I admit it: I had signed on for the project of getting this guy to admit that these things weren't "facts" at all. Luckily circumstances removed this person from my experience, so that now he is only a vague, unpleasantly memory. Because chances are, I would never change his mind. Nor will anyone else.
Here's a study, discussed in the Boston Globe, that addresses why: people with wrong opinions don't want to change them. They actually reject facts when confronted with them. In fact, "facts could actually make misinformation even stronger."
This bodes ill for a democracy, because most voters -- the people making decisions about how the country runs -- aren't blank slates. They already have beliefs, and a set of facts lodged in their minds. The problem is that sometimes the things they think they know are objectively, provably false. And in the presence of the correct information, such people react very, very differently than the merely uninformed. Instead of changing their minds to reflect the correct information, they can entrench themselves even deeper.
"The general idea is that it's absolutely threatening to admit you're wrong," says political scientist Brendan Nyhan, the lead researcher on the Michigan study. The phenomenon -- known as "backfire" -- is "a natural defense mechanism to avoid that cognitive dissonance."

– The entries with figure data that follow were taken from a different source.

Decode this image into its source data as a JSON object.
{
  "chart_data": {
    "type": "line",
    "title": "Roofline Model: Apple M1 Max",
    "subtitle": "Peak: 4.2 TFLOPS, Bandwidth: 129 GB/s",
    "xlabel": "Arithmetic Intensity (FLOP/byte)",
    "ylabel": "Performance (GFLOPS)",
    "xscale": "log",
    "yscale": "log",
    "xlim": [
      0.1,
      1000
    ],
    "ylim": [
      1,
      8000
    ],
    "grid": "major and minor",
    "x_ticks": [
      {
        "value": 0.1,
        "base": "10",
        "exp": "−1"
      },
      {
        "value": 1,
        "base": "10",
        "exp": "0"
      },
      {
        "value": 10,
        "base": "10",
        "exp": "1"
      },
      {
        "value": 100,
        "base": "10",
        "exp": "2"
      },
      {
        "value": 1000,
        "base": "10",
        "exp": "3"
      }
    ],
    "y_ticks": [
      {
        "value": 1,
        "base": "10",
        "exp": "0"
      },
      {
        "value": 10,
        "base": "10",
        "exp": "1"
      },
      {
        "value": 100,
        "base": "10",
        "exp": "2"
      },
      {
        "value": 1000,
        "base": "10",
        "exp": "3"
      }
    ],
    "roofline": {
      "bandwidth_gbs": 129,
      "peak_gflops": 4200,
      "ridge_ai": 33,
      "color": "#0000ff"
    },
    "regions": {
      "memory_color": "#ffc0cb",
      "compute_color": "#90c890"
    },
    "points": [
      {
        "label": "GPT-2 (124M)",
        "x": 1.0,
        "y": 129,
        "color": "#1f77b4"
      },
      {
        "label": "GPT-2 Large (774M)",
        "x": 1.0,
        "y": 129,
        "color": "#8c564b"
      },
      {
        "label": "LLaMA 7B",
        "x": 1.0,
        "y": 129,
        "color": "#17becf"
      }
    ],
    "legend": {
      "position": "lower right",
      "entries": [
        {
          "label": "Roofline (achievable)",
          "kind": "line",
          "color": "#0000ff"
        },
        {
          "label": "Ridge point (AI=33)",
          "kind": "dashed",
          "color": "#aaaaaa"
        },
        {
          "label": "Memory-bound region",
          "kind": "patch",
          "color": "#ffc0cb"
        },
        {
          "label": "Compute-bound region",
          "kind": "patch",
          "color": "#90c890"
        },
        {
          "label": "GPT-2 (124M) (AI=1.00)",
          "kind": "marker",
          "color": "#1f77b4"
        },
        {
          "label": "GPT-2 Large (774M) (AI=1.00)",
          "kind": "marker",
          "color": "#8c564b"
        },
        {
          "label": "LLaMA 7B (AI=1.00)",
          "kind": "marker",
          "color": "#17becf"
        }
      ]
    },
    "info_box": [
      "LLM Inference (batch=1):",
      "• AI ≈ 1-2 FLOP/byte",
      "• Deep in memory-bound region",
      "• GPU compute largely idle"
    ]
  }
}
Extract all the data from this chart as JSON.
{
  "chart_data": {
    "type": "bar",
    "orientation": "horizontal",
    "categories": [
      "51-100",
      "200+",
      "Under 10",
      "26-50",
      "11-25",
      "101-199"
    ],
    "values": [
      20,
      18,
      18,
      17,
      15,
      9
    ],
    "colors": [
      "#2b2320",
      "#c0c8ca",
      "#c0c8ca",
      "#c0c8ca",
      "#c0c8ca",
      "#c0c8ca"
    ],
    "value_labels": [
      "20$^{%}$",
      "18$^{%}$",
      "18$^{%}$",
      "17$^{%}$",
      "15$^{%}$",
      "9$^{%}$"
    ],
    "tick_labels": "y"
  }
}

The good news is that there seems to be at least one way to counteract this trend: boost people's self-esteem:
Nyhan worked on one study in which he showed that people who were given a self-affirmation exercise were more likely to consider new information than people who had not. In other words, if you feel good about yourself, you'll listen -- and if you feel insecure or threatened, you won't. This would also explain why demagogues benefit from keeping people agitated. The more threatened people feel, the less likely they are to listen to dissenting opinions, and the more easily controlled they are.
But how do you make people feel good about themselves when the entire world mocks them for the silly underwear they wear? I mean, how do you make them feel good about themselves in a legitimate way, and not in the "oh, wow, you're so oppressed, and that's proof that you're extra special and God really loves you" way?